The G5's standout feature is its dual-cam setup. We have seen dual-cams implemented in different ways but on the G5 the secondary 8MP module simply acts as a super-wide angle with a 135 degree angle of view. The main 16MP module has slightly narrower field of view than most other current smartphones but works well as an all-day shoot-around lens and makes a good combination with the wide-angle. After having used the G5 for a few weeks now I can say the dual-cam is a great feature. It simply allows you to squeeze more of a scene into your frame when necessary, without the need to carry an add-on lens.
The sensor resolution and level of captured detail is noticeably lower on the wide-angle module than it is on the main camera, but for most users that should not be much of a problem as you are unlikely to crop from the wide angle. If you are using the digital zoom the G5 switches automatically between both modules. This means if you are using the wide-angle lens and zoom into your scene, digital zoom is applied to the wide-angle image until the angle of view of the 16MP lens is reached. At this point the camera app switches modules. That said, as usual digital zoom decreases image quality rapidly and is best avoided. If necessary you can always crop in editing to zoom in on a detail in your image.
Dual-camera special features
The G5's built-in wide-angle lens is seriously useful, but it seems LG thought for some consumers the dual focal length might not be enough. Hence, you'll find a couple more features that make use of the two rear cameras. Both Popout and Multi-view are accessible by hitting the Mode button in Auto mode, and are of a rather gimmicky nature.
In Multi-view you can create collages and select different layouts using two to four images that can be taken with either one of the rear cameras or the front unit. One image is taken after the other, so you can change framing after each capture and even take all images with the same camera if that's what you want to do. A swipe across an image in the preview screen changes the source camera for that particular frame.

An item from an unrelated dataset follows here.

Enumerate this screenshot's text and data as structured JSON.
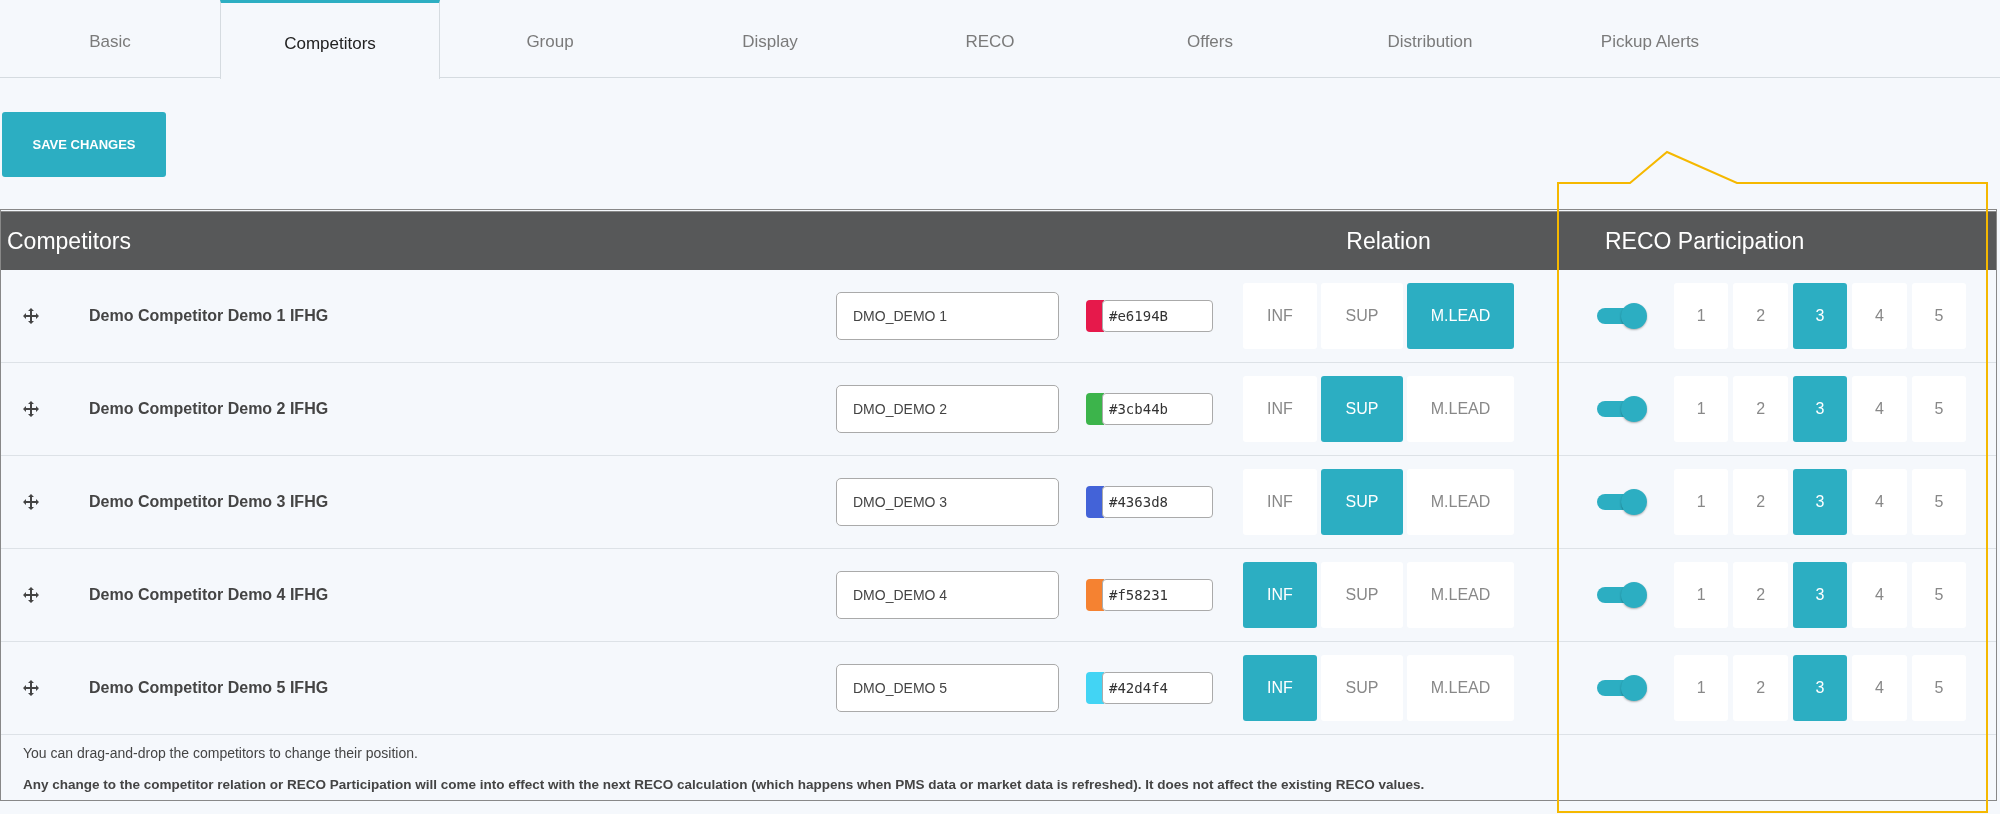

Popout combines images from the two rear cameras by placing the standard image on top of the wide-angle capture. Again, you can choose from a range of frame layouts. In a second step you can apply fisheye, vignette or blur filters to the wide-angle image or convert it to black and white. Those effects can also be combined. When you hit the shutter button the two images are captured simultaneously and digitally combined.
The G5's panorama mode works pretty much in the same way as it does on the G4. Like most other special modes, it is only accessible in Auto mode and a panorama image is captured by slowly panning the camera and staying within the framing target that appears on the screen. The mode captures full 360-degree panoramas, but you can stop anytime by hitting the shutter button.
At over 20,000 pixels wide when shot with the main camera, the G5 panoramas are very large and show good detail. There is some very noticeable luminance noise in the sky but overall image quality is good and the exposure system deals very well with the difficult high-contrast light situation in our sample scene below. If you look very closely you'll find some minor stitching errors and ghosting on moving subjects, but most of the time this remains within acceptable limits.
Overall, the G5 panoramas are very good but not quite on the same level as iPhone and current Samsung devices in terms of stitching and moving subjects. You can also capture panoramas with the wide-angle camera module but image output is smaller and the image is much more prone to distortion artifacts.
The G5's HDR mode is accessed in Auto mode via the settings menu, which can be a little cumbersome. Those who frequently use this mode would arguably prefer a button the camera app's main screen. Nevertheless, the mode works efficiently. As you can see in the samples below it recovers some clipped highlight detail and slightly lifts the shadows, without giving the scene an unnatural look.
Of course HDR mode is also available with the 8MP wide-angle module, with very similar results to those of the main camera, as you can see in the sample scene below.